Gay dating app Grindr has been sued in the UK for allegedly sharing users’ sensitive personal data, including HIV status, with third parties.
The lawsuit by firm Austen Hays at the High Court in London claims “covert tracking technology” was deployed by Grindr and highly sensitive information was shared with advertisers.
The firm said about 670 people have signed up to the mass lawsuit and that potentially thousands more could join the case.
The breaches allegedly took place mainly before 3 April 2018, but also between 25 May 2018 and 7 April 2020.
Grindr said it would “respond vigorously” to the lawsuit, which it said “appears to be based on a mischaracterisation of practices from more than four years ago”.
The firm hopes to claim more than £100,000 in damages, according to its filing with the High Court.

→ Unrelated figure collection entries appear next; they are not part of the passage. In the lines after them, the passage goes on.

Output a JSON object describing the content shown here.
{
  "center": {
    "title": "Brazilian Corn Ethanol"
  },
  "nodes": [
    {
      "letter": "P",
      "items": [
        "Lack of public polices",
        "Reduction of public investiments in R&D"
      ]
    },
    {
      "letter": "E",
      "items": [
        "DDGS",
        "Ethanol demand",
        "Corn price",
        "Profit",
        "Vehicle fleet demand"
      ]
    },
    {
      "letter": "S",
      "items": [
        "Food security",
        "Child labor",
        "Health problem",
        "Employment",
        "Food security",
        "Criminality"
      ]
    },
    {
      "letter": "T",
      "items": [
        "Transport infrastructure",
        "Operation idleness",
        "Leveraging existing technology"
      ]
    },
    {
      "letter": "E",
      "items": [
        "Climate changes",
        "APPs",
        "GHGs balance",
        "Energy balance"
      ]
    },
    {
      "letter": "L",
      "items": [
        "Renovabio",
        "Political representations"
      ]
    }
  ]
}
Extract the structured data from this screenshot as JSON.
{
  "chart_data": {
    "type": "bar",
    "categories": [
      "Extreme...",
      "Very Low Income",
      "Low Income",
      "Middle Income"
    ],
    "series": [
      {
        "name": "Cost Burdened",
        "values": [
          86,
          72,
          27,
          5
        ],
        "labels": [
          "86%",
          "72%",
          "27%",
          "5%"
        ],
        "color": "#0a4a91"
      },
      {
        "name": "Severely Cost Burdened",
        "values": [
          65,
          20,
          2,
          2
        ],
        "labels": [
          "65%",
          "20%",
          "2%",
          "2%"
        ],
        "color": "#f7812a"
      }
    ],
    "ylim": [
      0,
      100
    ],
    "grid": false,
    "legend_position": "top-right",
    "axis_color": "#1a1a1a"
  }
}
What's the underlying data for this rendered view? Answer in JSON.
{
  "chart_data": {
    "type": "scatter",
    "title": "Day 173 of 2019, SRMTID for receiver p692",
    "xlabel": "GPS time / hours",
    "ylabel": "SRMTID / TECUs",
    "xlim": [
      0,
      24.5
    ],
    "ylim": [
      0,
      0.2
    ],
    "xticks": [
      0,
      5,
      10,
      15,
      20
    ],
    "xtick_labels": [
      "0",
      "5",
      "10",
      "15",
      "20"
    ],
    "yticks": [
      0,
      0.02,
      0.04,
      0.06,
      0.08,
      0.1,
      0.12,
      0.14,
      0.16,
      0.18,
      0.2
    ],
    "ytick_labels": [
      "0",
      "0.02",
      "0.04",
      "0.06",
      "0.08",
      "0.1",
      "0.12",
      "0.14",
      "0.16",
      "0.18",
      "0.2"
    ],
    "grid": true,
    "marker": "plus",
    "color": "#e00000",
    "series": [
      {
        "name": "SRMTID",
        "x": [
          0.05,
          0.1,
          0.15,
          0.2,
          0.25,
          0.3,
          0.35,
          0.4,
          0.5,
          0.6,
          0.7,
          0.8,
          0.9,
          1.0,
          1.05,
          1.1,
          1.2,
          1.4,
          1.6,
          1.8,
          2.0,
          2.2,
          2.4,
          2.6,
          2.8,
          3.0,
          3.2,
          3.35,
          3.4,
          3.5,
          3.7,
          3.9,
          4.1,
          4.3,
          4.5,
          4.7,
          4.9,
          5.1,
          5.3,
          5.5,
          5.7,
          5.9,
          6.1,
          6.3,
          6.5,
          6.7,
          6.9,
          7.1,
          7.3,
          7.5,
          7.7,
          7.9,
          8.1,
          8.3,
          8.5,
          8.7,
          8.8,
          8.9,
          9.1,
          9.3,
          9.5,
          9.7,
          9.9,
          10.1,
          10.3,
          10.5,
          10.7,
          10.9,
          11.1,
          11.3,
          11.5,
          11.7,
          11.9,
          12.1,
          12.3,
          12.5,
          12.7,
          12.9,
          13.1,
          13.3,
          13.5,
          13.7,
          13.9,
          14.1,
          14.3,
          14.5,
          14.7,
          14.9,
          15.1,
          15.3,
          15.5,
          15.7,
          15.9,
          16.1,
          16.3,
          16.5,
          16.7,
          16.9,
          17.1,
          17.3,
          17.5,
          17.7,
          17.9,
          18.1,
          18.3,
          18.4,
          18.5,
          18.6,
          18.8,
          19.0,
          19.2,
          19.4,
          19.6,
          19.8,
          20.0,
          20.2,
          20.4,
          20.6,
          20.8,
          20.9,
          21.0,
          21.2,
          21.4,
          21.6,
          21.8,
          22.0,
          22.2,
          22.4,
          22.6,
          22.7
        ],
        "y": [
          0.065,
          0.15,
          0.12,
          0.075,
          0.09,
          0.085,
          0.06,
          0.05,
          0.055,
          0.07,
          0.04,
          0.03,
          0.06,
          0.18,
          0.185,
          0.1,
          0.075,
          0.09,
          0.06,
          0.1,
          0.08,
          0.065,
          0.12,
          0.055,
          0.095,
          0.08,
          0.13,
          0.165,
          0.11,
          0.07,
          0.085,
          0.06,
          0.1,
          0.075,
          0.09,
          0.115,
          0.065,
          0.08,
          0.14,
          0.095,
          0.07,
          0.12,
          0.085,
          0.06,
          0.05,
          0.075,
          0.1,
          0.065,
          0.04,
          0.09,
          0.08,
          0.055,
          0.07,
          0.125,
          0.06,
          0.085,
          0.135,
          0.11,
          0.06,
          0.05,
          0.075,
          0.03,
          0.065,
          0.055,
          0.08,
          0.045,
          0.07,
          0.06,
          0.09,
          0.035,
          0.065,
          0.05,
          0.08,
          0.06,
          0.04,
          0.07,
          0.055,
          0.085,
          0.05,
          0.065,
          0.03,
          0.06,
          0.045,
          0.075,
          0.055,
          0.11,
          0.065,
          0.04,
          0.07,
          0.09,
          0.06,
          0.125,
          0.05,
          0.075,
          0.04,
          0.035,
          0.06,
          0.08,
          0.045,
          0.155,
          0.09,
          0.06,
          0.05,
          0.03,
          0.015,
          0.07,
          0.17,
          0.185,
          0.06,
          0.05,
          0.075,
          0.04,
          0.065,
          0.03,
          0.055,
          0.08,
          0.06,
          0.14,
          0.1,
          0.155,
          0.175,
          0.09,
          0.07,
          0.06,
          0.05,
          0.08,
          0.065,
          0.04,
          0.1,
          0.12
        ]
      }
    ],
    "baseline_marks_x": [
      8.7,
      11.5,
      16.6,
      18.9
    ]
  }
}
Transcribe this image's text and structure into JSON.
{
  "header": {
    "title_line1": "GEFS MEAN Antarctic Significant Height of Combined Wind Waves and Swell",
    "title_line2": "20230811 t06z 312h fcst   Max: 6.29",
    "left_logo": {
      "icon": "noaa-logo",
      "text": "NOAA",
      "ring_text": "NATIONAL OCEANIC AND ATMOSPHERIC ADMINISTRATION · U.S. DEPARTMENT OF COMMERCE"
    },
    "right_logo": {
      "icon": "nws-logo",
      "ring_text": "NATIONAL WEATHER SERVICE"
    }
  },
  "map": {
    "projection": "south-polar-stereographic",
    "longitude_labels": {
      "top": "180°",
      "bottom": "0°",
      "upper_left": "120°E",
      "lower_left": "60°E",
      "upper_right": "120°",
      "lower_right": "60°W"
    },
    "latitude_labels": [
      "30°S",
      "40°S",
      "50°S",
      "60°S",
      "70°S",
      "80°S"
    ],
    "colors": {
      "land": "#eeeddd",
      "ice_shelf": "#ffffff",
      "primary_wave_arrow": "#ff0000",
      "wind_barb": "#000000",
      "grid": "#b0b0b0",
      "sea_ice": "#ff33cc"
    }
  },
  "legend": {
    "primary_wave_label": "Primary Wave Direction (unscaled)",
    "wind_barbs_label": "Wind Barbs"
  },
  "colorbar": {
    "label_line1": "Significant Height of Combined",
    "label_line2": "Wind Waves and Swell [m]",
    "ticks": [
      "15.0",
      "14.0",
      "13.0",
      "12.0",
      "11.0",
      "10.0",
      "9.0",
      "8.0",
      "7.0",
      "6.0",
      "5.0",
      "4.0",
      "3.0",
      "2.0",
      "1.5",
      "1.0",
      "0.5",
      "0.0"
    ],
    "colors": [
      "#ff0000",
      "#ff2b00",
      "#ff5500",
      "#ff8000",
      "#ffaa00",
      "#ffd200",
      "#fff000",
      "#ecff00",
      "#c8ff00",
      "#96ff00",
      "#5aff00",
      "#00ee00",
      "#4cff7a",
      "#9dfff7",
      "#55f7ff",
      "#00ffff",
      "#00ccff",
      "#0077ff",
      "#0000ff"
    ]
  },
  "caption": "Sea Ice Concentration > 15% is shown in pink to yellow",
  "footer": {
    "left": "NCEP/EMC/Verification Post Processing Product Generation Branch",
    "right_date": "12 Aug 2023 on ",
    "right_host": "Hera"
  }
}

Austen Hays attorney Chaya Hannoomanjee, who is leading the case, said claimants “experienced significant distress over their highly sensitive and private information being shared without their consent”.
“Grindr owes it to the LGBTQ+ community it serves to compensate those whose data has been compromised,” Hannoomanjee said.
The claim says Grindr shared sensitive data with third parties for commercial purposes, in violation of UK data protection laws.
The data included users’ ethicity and sexual orientation, the lawsuit claims.
It names data analytics firms Apptimize and Localytics as third parties which had access to the data.
But a potentially unlimited number of third parties used the data to customise advertisements for Grindr users, with some possibly retaining some of the shared data for their own purposes, the lawsuit claims.
In April 2018 Norwegian non-profit group Sintef reported that Grindr had been sharing sensitive data including HIV status with Apptimize and Localytics, who were tasked with helping Grindr improve its platform.
Grindr admitted the practice, but said it was industry standard and that it differed from the sale of personal information to third parties or advertisers, which it said it had never done and would never do.
But in December 2021 the Norwegian data protection authority fined Grindr approximately 6.5 million euros (£5.6m) for sharing users personal information with third parties for creating tailored advertisements, including GPS location, IP address, advertising ID, age and gender.
The firm’s practices violated the EU’s General Data Protection Regulation (GDPR),the Norway DPC said.
Grindr said at the time that it obtained “valid legal consent from all” European users.
The firm was reprimanded by the UK Information Commissioner’s Office (ICO) in 2022 over its data protection practices.
The ICO said the firm had failed to “provide effective and transparent privacy information to its UK data subjects in relation to the processing of their personal data”.